Although a city law bars nonprofit organizations from leasing parking spots on their properties, neither the Columbia nor MU police departments plan to enforce the ordinance.
MU Police Capt. Brian Weimer said parking enforcement at MU’s fraternities and sororities is not under MUPD’s jurisdiction and all suspected parking violations would be referred to the Columbia police. However, Columbia police Capt. Zim Schwartze said enforcing the parking ban would be a very low priority for the city’s officers.
“No one has contacted the department about it, and we have not had any indication that anyone is upset with this,” Schwartze said. “But we will have extra staff on hand for the game.”
In August, the Columbia Planning and Zoning Commission quashed a recommendation to give downtown churches and other nonprofits conditional permits that would allow them to collect fees for parking on their property.
The commission’s ruling came in the wake of complaints by Lee Elementary School parents who were suddenly told they couldn’t park in the lot at Sacred Heart Catholic Church at 1115 Locust St. The church was later cited for illegally renting the spots, but it was eventually granted C-P zoning, which allows parking-space rentals. First Baptist Church also was cited for renting space in its lot at 1112 E. Broadway.
The citations sparked an uproar from the churches, as well as the MU Greek community, which have historically rented parking spots to generate revenue.
MU senior Rodney Schnellbacher, 22, secretary of the MU Evans Scholars house at 923 Maryland Ave., said the house has rented parking spots since the house was founded in the late 1960s.
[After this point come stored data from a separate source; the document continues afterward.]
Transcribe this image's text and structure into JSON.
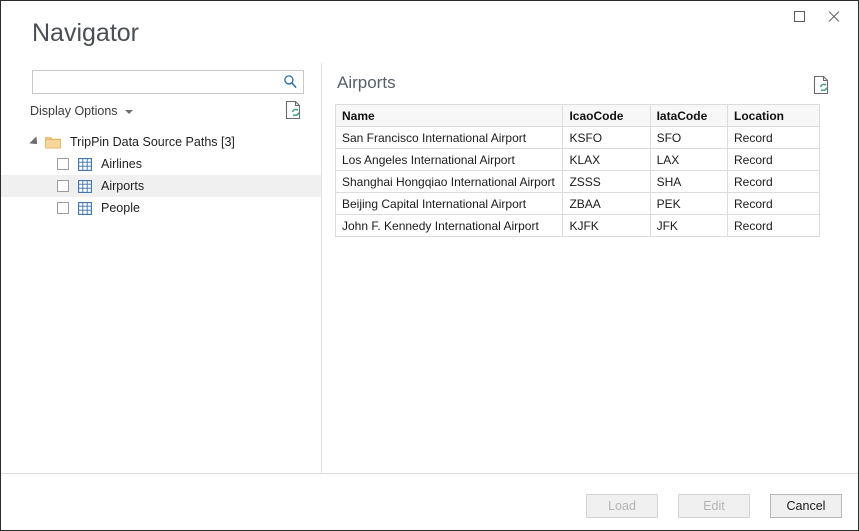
{
  "window": {
    "title": "Navigator",
    "controls": [
      {
        "name": "maximize-button",
        "icon": "maximize-icon",
        "label": "Maximize"
      },
      {
        "name": "close-button",
        "icon": "close-icon",
        "label": "Close"
      }
    ]
  },
  "search": {
    "value": "",
    "placeholder": "",
    "icon": "search-icon"
  },
  "display_options": {
    "label": "Display Options",
    "caret_icon": "chevron-down-icon"
  },
  "left_refresh": {
    "icon": "refresh-document-icon"
  },
  "right_refresh": {
    "icon": "refresh-document-icon"
  },
  "tree": {
    "root": {
      "label": "TripPin Data Source Paths [3]",
      "expander_icon": "expander-expanded-icon",
      "folder_icon": "folder-icon",
      "expanded": true
    },
    "items": [
      {
        "label": "Airlines",
        "checked": false,
        "selected": false,
        "icon": "table-grid-icon"
      },
      {
        "label": "Airports",
        "checked": false,
        "selected": true,
        "icon": "table-grid-icon"
      },
      {
        "label": "People",
        "checked": false,
        "selected": false,
        "icon": "table-grid-icon"
      }
    ]
  },
  "preview": {
    "title": "Airports",
    "columns": [
      "Name",
      "IcaoCode",
      "IataCode",
      "Location"
    ],
    "column_widths": [
      "47%",
      "18%",
      "16%",
      "19%"
    ],
    "rows": [
      [
        "San Francisco International Airport",
        "KSFO",
        "SFO",
        "Record"
      ],
      [
        "Los Angeles International Airport",
        "KLAX",
        "LAX",
        "Record"
      ],
      [
        "Shanghai Hongqiao International Airport",
        "ZSSS",
        "SHA",
        "Record"
      ],
      [
        "Beijing Capital International Airport",
        "ZBAA",
        "PEK",
        "Record"
      ],
      [
        "John F. Kennedy International Airport",
        "KJFK",
        "JFK",
        "Record"
      ]
    ]
  },
  "footer": {
    "buttons": [
      {
        "label": "Load",
        "enabled": false,
        "name": "load-button"
      },
      {
        "label": "Edit",
        "enabled": false,
        "name": "edit-button"
      },
      {
        "label": "Cancel",
        "enabled": true,
        "name": "cancel-button"
      }
    ]
  },
  "colors": {
    "accent_blue": "#2b6ca3",
    "folder_yellow": "#f2c878",
    "refresh_green": "#4b9e8c",
    "selection_grey": "#f0f0f0",
    "border_grey": "#dcdcdc",
    "title_text": "#4a4f56"
  }
}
Each football game the house raises about $700 to $800 to pay for activities and house improvements. The house plans to continue renting spaces on game days, he said.
“We believe they’re (the city) not going to enforce it,” Schnellbacher said.
Kerry Hollander, executive director for the Hillel Foundation at 1107 University Ave., said the organization rents three-quarters of its 43-space parking lot for weekday use. Hillel relies on an estimated $10,000 in parking revenue each year to support its programs, she said.
“It’s the same as selling a commodity of any sort, like a garage sale, that you would use to support your institution,” she said. “We have historically rented parking places in a lot that would otherwise go unused. Until the Hillel board of directors instructs me differently, we will continue, business as usual.”
The foundation would stop renting the spots if the city starts enforcing the law, Hollander said.
Columbia Chief Building Inspector Rich Sternadori said the Office of Protective Inspection has not been enforcing the ordinance because the City Council has not yet taken action on the issue. Temporary permits may be issued on weekends and holidays “for an event which is of city or area-wide concern,” he said.
“We haven’t been out on Saturdays policing parking during football games,” he said. “It’s one of those uses that has been traditionally part of city life.”